The mystery of the eucharist: bread for life



Breaking open the bread of our lives


Breaking open the bread of our lives – carefully and gently – in the presence of the One who broke open the bread of his life for us.

Look back……..       Christ has died
           What has died in my life? What needs to die? What can I mourn?

Look now………       Christ is risen
           What is coming to birth in me now? Where are the signs of new life, new possibilities?

Look up…….            All things are in Christ
           Where do I feel connected? Where is community or communion happening for me at present?

Look forward…….  Christ will come again
           Where am I experiencing hope? Where/when do I have as sense of well-being, purpose or value?

Look around…….             Christ in friend and stranger
              Who is the Other for me? Do I see the Other as nuisance or opportunity, threat or life?

This is the time
of loaves
and fishes.

People are hungry,
and one good word is bread
for a thousand.

Image: For he and all who were with him were amazed at the catch of fish they had taken. Luke 5:9, Kirsten Malcolm Berry

Holy Communion- getting in touch with memory and hope – opens up for us the mystery of God’s liberating conversation with the world. This “dialogue of salvation” (Pope Paul VI) is God’s initiative and asks us to be open partners in dialogue with God and with each other. As we listen and respond to God, to each other and to our world, we experience this conversation as liberation, an “exchange of gifts”, (Pope John Paul II) and not merely an exchange of ideas or opinions.

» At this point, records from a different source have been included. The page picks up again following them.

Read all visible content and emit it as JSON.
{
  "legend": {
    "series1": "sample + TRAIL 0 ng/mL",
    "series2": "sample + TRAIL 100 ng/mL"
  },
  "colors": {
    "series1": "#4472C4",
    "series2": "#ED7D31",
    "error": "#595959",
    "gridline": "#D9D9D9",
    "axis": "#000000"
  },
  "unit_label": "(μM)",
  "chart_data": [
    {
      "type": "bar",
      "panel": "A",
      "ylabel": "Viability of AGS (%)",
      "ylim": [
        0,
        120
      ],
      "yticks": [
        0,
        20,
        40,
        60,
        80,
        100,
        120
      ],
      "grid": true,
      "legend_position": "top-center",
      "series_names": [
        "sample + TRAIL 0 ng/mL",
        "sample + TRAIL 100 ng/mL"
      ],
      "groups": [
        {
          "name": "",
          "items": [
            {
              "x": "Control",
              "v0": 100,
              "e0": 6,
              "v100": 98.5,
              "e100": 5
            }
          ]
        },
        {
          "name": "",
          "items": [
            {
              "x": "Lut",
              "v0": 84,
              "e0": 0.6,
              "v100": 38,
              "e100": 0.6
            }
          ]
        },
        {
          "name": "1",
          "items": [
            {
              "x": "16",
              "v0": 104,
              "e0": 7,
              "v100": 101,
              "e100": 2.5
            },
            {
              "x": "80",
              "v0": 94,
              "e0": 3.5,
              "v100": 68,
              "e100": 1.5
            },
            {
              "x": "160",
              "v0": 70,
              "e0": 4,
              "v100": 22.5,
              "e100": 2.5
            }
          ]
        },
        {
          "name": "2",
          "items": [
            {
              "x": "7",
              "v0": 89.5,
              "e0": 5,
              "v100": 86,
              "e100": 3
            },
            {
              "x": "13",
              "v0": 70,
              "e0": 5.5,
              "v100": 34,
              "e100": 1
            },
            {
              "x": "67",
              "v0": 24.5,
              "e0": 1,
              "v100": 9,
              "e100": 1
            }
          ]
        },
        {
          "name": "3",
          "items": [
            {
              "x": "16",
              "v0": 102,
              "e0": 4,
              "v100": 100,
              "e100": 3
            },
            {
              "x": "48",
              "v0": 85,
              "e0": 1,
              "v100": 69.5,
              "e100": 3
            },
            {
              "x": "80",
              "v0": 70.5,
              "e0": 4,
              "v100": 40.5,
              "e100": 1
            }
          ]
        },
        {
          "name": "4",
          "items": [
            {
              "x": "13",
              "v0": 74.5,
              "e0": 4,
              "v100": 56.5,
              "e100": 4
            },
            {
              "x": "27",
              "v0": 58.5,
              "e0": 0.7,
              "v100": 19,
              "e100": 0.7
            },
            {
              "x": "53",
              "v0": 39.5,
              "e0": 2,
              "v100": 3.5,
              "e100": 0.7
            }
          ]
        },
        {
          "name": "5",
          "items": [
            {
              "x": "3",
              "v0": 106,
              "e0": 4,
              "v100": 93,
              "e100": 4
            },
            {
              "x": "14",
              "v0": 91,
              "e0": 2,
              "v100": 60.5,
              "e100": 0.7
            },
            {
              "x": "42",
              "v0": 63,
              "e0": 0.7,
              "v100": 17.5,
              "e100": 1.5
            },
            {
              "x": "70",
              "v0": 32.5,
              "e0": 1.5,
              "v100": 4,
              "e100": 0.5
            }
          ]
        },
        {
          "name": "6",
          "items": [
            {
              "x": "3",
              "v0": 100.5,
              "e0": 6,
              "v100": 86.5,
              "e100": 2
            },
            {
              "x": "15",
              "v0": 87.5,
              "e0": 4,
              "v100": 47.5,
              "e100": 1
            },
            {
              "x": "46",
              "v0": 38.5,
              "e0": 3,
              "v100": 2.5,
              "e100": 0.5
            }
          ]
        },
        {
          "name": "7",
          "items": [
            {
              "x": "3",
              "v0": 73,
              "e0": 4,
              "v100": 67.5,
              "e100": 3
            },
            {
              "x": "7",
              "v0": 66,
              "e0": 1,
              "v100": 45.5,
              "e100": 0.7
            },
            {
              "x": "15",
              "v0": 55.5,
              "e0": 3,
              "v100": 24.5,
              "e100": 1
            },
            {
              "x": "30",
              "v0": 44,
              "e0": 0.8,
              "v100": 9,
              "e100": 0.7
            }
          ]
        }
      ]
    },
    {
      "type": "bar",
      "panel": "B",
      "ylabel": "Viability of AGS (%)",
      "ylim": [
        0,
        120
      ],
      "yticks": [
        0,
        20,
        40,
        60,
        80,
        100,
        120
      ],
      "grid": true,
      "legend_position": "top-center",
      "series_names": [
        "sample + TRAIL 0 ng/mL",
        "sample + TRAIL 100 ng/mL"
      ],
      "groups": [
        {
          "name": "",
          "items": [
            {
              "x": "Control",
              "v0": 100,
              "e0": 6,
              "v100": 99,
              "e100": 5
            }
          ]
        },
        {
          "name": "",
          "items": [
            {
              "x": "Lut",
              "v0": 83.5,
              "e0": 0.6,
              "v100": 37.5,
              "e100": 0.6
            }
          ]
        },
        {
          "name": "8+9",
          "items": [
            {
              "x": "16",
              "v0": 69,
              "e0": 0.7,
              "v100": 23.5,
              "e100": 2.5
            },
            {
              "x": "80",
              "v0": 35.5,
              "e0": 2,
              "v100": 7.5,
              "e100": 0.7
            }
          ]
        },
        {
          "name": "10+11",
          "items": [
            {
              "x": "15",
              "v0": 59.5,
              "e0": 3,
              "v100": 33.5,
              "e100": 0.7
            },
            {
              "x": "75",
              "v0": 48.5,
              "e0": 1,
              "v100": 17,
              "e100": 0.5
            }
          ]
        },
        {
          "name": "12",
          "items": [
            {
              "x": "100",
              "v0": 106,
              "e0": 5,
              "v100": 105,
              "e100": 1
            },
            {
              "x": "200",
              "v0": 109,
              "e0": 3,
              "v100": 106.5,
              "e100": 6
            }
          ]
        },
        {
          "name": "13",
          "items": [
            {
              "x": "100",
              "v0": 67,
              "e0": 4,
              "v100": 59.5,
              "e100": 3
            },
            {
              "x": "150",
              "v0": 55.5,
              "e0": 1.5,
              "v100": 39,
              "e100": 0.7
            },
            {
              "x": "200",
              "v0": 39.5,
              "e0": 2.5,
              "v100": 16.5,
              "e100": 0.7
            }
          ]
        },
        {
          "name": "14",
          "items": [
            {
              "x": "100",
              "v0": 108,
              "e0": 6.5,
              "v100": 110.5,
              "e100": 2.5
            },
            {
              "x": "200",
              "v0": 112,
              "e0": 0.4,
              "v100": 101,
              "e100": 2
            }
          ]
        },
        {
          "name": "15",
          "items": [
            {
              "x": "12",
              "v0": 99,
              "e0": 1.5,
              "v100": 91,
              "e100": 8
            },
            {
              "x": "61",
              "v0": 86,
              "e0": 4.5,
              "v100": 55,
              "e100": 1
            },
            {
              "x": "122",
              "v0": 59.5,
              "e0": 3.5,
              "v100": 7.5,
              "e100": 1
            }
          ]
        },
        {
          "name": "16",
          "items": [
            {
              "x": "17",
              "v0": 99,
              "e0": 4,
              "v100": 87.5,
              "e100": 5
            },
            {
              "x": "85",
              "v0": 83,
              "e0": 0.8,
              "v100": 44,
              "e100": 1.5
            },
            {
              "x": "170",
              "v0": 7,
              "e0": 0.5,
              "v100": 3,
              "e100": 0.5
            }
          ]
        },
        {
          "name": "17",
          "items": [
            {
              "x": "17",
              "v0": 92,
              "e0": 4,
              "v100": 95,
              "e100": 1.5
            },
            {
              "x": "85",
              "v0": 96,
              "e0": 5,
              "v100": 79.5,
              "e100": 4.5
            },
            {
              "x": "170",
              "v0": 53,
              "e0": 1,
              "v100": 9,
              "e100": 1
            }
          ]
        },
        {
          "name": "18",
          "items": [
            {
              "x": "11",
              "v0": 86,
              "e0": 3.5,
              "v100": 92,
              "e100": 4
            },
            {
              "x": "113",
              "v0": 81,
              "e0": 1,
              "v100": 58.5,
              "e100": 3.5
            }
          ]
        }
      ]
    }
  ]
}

Alexander Schmemann, the Orthodox theologian, said that to be with Jesus “meant a conversion to another reality”. That reality is what is commonly called the sacramental life. Schmemann, in words that are crucial to locking in our understanding of God’s relationship to the world, believed that we have “ceased to see [our] whole life depending on the whole world as a sacrament of communion with God”.

The images in this post are of the work of Kirsten Malcolm Berry. She says of her work:

My work is drawn from the images of the New Testament. Integrated into each painting is the verse on which it is based, written in Greek. The Greek links viewers to the original form of the text and its unfamiliar script hints at God’s global grace to “every tribe and language.” 

The exercise of faith is difficult for those of us who long for perceptible signs of God’s presence. I paint the images of the Bible to help me translate the abstract into the tangible. Through pictures I grasp that the Word indeed became flesh, and in resurrection power is present even now in the Advocate.  And is that not him behind the glimmers of new creation we see each day?

As we come to the end of this series on the mystery of the Eucharist, this surprising and joyful flashmob rendition of Jesus is Risen comes to us from a shopping mall in Beirut.

This is the day the day the Lord has made:
let us rejoice and be glad in it.

Jesus is risen from the dead defeating death with death
and giving life to those in the grave.